Its a city that in one week I have had many emotions about. Sometimes I love it sometimes I loath it. I love the architecture; the gothic Dickensian winding three dimensional latticework of thoroughfares, and I love the mix of black and colored accents like Bladerunner, I love the proximity of everything, nothing is more then a few minutes walk or further then arms reach. Cavernous, living~breathing, meditative, medieval city. I love the remnants of a certain style and the ultra slow pace of pop culture from one generation to the next. I love the sounds, and the layered levels of audio in any direction, conversation, street sellers, hawkers, bread men have horns, milkmen have bells, ice cream is a different bell, different sounds for different things. amazing!
Theres more I love but I forget about now, because they are weighted down with the loathings, I have a sadness in me about the filth. Its a completely filthy place. Black from the knees down exposed plumbing, shit; cow shit all over the streets everywhere, Dog shit in piles everywhere, human shit. Human piss and the frequency at which its delivered in public, I really love the idea of not having to wait around like in the US while waiting for the charity of some commercial establishment for you to have a pee, but theres a fine line between discreetly pissing behind a bush and stopping mid stride in an alley way full of 40 other people to block traffic while you squat and unload right where Im about to walk, and the fucking stench of waste, garbage, rotting flesh. I believe that it comes down to social responsibility and how Indians are in so many ways stuck in the stone age.
Ive had conversations with Store owners who understand you to a point but get completely lost when you attempt to get them to think in a different way. Like for instance the Curd seller, He sells his curd in these beautiful little clay pots, which he buys every day from the pot maker for a hefty price, and he put the curd in the pots and sell it for 15r a go. 10r of that is the pot. The pot is used once and thrown away. I talked to him about it and he said “once only, one time only then smash” So I said to him that it would save him a lot of money if he washed the pot and used it again, he was very excited about the idea of saving money, but couldn’t get his head around the fact that he would have to change his thinking to make that happen. Ive seen it countless times, that there is an apparent inability for indians to accept anything beyond their own sphere of influence, I can see it in about half the population. Perhaps it was like that in Ireland too, I dont remember, but I also dont remember ever having seen a people so obtuse with the potential of possibility.
The coughing, hacking and hocking and then the Spit the Indians do, its unreal, India is dripping with spit., their respiratory systems are fried from so much smoke.

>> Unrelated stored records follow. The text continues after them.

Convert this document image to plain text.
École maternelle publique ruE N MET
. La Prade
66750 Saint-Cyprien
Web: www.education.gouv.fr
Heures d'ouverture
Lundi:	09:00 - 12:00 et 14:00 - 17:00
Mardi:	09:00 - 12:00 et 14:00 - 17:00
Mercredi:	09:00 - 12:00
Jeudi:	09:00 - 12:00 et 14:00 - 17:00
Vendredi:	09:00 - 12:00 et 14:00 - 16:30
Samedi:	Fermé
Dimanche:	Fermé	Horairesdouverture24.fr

Fire is revered in india, as is smoke, as is Chilum (ganja), as is independence and commerciality so the city is fed with millions of two stroke engines, motorbikes, modern and old scooters, that just shit out the pollution far and wide..
Ok well its definitely time i posted this as ive been here now more then ten days maybe even two weeks I cant remember. Ive been sick I got a lung infection and went to a doctor for antibiotics now im recovering and its time to post this.